Options for Reducing Discretionary Spending
Spending governed by the Congress's annual appropriation acts—which is labeled discretionary spending—accounts for nearly 40 percent of federal outlays. In 2010, roughly half of discretionary spending went for defense. The other half paid for a wide range of federal activities, including law enforcement, homeland security, transportation, national parks, disaster relief, scientific research, and foreign aid. CBO's baseline projections reflect the assumption that discretionary spending will grow at the rate of inflation and will thus decline to 28 percent of total spending by 2021.
Of the 38 options in the discretionary spending chapter:
- Two options, one for defense spending and one for nondefense spending, present broad alternatives for freezing or reducing discretionary spending.
- Twelve other options deal with defense spending.
- The other 24 options cover a broad array of nondefense programs.
Most of the options show savings calculated relative to CBO's baseline projections—that is, the 2011 appropriation annualized, adjusted for projected inflation in later years.

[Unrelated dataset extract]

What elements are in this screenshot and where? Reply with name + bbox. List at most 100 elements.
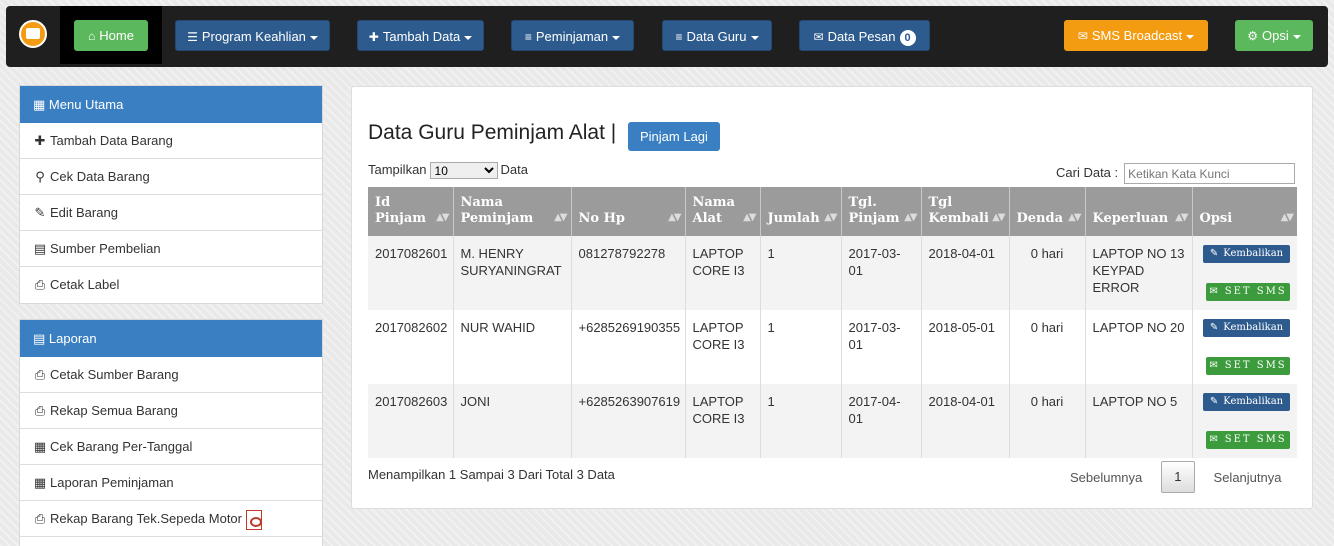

The budgetary effects of several options that involve spending for defense procurement were estimated on a different basis—they were measured relative to the Department of Defense's (DoD's) 2011 Future Years Defense Program (FYDP). CBO determined that it would be more informative to estimate the effects of procurement options relative to DoD's published plan because CBO's baseline for defense procurement is not based on detailed plans for weapon systems. Because the 2011 FYDP extends for only five years, however, CBO's estimates for procurement options are presented with tables that show just five years of costs or savings. The text of each procurement option discusses the effect of the option on DoD's long-term acquisition plans.
Options for Increasing Revenues
Federal revenues come from taxes on individual and corporate income, payroll taxes for social insurance programs (such as Social Security and unemployment compensation), excise taxes, estate and gift taxes, remittances from the Federal Reserve System, customs duties, and miscellaneous fees and fines. The two largest sources are individual income taxes and social insurance taxes, which together produce more than 80 percent of the government's revenues.

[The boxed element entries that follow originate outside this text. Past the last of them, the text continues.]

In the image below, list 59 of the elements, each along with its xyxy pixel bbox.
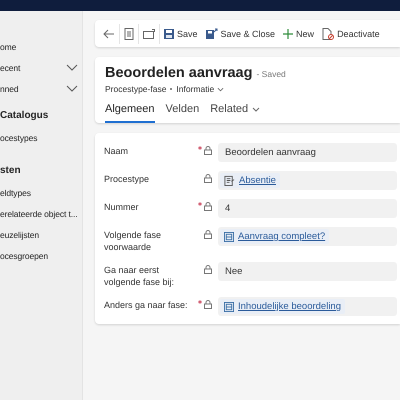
chevron-down-icon (252, 106, 260, 112)
entity-name: Procestype-fase (105, 84, 166, 94)
field-label: Nummer (104, 201, 140, 213)
lookup-field[interactable]: Aanvraag compleet? (218, 227, 397, 246)
input-field[interactable]: 4 (218, 199, 397, 218)
window-icon (143, 28, 155, 38)
sidebar-item[interactable]: ocesgroepen (0, 250, 48, 260)
lookup-field[interactable]: Inhoudelijke beoordeling (218, 297, 397, 316)
record-title: Beoordelen aanvraag (105, 65, 252, 81)
lookup-link[interactable]: Absentie (220, 173, 280, 188)
required-asterisk-icon (198, 300, 202, 304)
save-status: - Saved (256, 69, 286, 79)
record-icon (224, 232, 234, 242)
lock-icon (204, 146, 212, 155)
sidebar-heading: sten (0, 164, 21, 176)
sidebar-item[interactable]: erelateerde object t... (0, 208, 78, 218)
sidebar-item[interactable]: ecent (0, 62, 20, 72)
lock-icon (204, 300, 212, 309)
required-asterisk-icon (198, 202, 202, 206)
tab[interactable]: Related (210, 103, 260, 123)
chevron-down-icon (217, 86, 224, 92)
lock-icon (204, 174, 212, 183)
back-arrow-icon (103, 28, 115, 38)
sidebar-item[interactable]: eldtypes (0, 188, 31, 198)
lock-icon (204, 230, 212, 239)
record-icon (224, 302, 234, 312)
input-field[interactable]: Nee (218, 262, 397, 281)
save-and-close-button[interactable]: Save & Close (202, 20, 280, 47)
field-label: Procestype (104, 173, 150, 185)
lookup-link[interactable]: Inhoudelijke beoordeling (220, 299, 345, 314)
sidebar-heading: Catalogus (0, 110, 48, 120)
separator-dot (170, 88, 172, 90)
new-button[interactable]: New (279, 20, 318, 47)
form-selector[interactable]: Informatie (176, 84, 224, 94)
required-asterisk-icon (198, 146, 202, 150)
clipboard-icon (224, 175, 235, 186)
field-label: Volgende fase voorwaarde (104, 229, 162, 253)
save-button[interactable]: Save (159, 24, 202, 44)
plus-icon (283, 28, 294, 38)
sidebar-item[interactable]: nned (0, 84, 19, 94)
document-icon (124, 28, 134, 40)
tab[interactable]: Velden (166, 103, 200, 123)
document-deny-icon (322, 28, 334, 40)
chevron-down-icon[interactable] (66, 85, 78, 92)
lock-icon (204, 202, 212, 211)
sidebar-item[interactable]: euzelijsten (0, 230, 40, 240)
input-field[interactable]: Beoordelen aanvraag (218, 143, 397, 162)
tab[interactable]: Algemeen (105, 103, 155, 123)
field-label: Naam (104, 145, 130, 157)
field-label: Ga naar eerst volgende fase bij: (104, 264, 176, 288)
lock-icon (204, 265, 212, 274)
sidebar-item[interactable]: ocestypes (0, 132, 38, 142)
sidebar-item[interactable]: ome (0, 42, 16, 52)
floppy-disk-icon (206, 28, 218, 39)
chevron-down-icon[interactable] (66, 64, 78, 71)
deactivate-button[interactable]: Deactivate (318, 20, 384, 47)
field-label: Anders ga naar fase: (104, 299, 189, 311)
lookup-field[interactable]: Absentie (218, 171, 397, 190)
lookup-link[interactable]: Aanvraag compleet? (220, 229, 330, 244)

The revenue chapter presents 35 options to increase revenues. The options are grouped in a number of broad categories according to the part of the tax system they would target:
- Individual income tax rates
- The individual income tax base
- Individual income tax credits
- The Social Security tax base
- Corporate income tax rates
- Taxation of income from businesses and other entities
- Taxation of income from worldwide business activity
- Consumption and excise taxes
- Health care provisions
- Other taxes and fees
Nearly all the estimates for the revenue options were prepared by the staff of the Joint Committee on Taxation (JCT). If combined, the options might interact with one another in ways that could alter their revenue effects as well as their impact on households and the economy. For simplicity in presentation, some of the changes in revenues shown in the tables represent the net effects of an option on both revenues and outlays combined.
Caveats About This Report
The estimates shown in this volume could differ from any later cost estimates by CBO or revenue estimates by JCT for legislative proposals that resemble these options. One reason is that the policy proposals on which those later estimates would be based might not precisely match the options presented here. Another reason is that the baseline budget projections against which such proposals would ultimately be measured might have been updated and thus would differ from the projections used for this report.
The estimated budgetary effects of options do not reflect the extent to which a policy change would affect interest payments on federal debt.
CBO's analyses do not attempt to quantify the impact of options on state spending. Some options that would affect other levels of governments or the private sector might involve federal mandates. The discussions of the options in this volume do not address the costs of potential mandates.